Taking these findings into consideration, it is important to highlight some of the limitations of this meta-analysis. For example, there were a limited number of trials included in this meta-analysis. The relatively small number of trials limited our ability to detect potential moderators of treatment effect (such as dose, duration of treatment, and type of anxiety disorder). Also, the relatively limited range of d-cycloserine dose timing may have limited our ability to detect the effects of this moderating variable. Finally, potential moderator variables are often correlated in studies (eg, OCD behavioral therapy trials are usually of longer duration). The relatively small number of studies in this area precludes us from conducting multivariate models that would allow us to assess the effects of moderator variables more independently. Additional trials would allow us to provide a more precise estimate of the treatment effects of d-cycloserine and allow us to take a more comprehensive look at sources of heterogeneity between trial results. We hypothesize that (1) methodological differences in behavioral techniques in trials (ie, strict use of exposure therapy/fear-extinction learning versus the incorporation of additional cognitive components) and (2) particular type of anxiety disorder may be particularly important causes of heterogeneity between trials and therefore deserve further research.
Despite these limitations, this meta-analysis demonstrates that d-cycloserine is an effective augmentation agent to enhance the effects of behavioral therapy for anxiety disorders. Subgroup analyses suggest that d-cycloserine augmentation may be more effective for panic disorder or specific phobias than for treating OCD and social phobia. Further research is needed to examine moderators of d-cycloserine treatment effects—particularly, type of anxiety disorder (and therapy) and the interaction of the effect of d-cycloserine with time of treatment.
Author affiliations: Child Study Center, Yale University School of Medicine, New Haven, Connecticut.
Potential conflicts of interest: None reported.

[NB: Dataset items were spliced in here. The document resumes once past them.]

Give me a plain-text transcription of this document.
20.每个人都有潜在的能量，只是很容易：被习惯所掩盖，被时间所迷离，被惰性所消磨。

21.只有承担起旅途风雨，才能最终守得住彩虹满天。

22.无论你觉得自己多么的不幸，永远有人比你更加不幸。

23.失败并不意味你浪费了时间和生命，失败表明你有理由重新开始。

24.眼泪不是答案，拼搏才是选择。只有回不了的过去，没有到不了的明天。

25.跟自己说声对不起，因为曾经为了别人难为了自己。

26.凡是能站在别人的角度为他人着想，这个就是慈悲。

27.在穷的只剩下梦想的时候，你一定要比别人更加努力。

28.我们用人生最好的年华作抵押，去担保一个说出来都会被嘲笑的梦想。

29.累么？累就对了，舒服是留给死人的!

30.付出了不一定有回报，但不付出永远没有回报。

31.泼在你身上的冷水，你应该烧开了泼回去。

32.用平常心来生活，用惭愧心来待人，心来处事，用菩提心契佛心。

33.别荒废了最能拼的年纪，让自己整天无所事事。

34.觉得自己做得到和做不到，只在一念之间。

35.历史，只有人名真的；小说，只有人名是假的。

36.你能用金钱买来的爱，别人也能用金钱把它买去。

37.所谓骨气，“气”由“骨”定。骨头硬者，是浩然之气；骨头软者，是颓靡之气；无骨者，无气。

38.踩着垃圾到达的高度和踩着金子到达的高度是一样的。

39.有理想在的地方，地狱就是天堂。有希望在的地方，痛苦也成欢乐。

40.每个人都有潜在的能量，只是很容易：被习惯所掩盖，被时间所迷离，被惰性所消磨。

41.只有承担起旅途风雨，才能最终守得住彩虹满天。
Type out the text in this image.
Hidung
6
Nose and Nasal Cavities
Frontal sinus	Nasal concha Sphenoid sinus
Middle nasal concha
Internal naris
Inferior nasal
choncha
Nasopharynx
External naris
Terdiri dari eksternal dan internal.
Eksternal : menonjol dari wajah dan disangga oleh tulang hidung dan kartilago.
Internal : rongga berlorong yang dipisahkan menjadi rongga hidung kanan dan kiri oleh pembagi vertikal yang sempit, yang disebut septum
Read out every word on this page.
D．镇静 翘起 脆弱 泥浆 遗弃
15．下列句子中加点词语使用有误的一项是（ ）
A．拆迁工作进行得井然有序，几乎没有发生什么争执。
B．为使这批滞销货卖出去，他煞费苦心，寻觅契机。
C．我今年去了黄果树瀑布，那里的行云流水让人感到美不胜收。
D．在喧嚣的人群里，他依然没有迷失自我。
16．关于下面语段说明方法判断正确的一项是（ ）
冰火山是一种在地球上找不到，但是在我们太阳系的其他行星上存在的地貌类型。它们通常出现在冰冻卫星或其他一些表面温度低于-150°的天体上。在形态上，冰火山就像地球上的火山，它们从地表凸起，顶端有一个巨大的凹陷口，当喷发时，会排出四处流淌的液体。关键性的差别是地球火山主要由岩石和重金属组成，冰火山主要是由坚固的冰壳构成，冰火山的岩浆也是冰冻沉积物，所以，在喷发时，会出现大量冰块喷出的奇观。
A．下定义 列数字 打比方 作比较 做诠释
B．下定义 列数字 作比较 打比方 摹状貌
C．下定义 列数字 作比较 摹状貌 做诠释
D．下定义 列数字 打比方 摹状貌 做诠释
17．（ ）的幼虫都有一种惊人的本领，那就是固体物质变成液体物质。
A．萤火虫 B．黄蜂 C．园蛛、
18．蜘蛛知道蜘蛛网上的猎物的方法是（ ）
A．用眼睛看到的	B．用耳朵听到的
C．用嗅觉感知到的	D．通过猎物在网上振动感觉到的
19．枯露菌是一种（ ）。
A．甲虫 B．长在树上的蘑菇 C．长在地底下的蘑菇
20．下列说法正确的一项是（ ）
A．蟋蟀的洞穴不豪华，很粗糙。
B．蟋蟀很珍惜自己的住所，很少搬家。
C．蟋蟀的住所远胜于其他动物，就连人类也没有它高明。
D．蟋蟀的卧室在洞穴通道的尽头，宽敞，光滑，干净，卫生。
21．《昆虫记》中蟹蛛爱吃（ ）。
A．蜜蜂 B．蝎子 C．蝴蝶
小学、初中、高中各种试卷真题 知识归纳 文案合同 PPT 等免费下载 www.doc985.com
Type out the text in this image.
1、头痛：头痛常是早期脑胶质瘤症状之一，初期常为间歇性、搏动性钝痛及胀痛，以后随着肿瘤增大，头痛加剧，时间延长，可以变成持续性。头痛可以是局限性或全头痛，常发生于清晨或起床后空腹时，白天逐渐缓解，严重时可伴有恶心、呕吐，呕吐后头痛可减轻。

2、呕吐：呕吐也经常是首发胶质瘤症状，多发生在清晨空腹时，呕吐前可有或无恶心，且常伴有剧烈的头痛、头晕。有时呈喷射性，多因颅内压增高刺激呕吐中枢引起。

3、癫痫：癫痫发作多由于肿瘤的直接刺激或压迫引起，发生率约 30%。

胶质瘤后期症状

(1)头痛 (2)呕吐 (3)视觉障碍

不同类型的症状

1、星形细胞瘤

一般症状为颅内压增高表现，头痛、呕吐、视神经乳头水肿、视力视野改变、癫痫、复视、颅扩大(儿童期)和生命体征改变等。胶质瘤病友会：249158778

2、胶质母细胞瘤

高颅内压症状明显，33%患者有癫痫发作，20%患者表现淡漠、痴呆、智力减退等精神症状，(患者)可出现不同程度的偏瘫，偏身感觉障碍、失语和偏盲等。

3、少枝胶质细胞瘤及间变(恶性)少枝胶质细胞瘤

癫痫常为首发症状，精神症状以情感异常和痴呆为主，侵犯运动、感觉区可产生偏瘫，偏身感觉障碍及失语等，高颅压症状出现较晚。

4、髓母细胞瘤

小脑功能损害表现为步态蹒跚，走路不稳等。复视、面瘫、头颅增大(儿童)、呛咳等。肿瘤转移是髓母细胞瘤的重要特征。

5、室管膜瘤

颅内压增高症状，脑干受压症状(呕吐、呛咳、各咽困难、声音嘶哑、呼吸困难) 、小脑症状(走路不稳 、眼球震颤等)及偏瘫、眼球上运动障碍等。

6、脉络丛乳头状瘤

Funding/support: The authors acknowledge the support of the National Institutes of Health 1K23MH091240-01 (Dr Bloch), the AACAP/Eli Lilly Junior Investigator Award (Dr Bloch), the Trichotillomania Learning Center (Dr Bloch), NARSAD (Dr Bloch), and UL1 RR024139 from the National Center for Research Resources, a component of the National Institutes of Health, and NIH Roadmap for Medical Research (Dr Bloch).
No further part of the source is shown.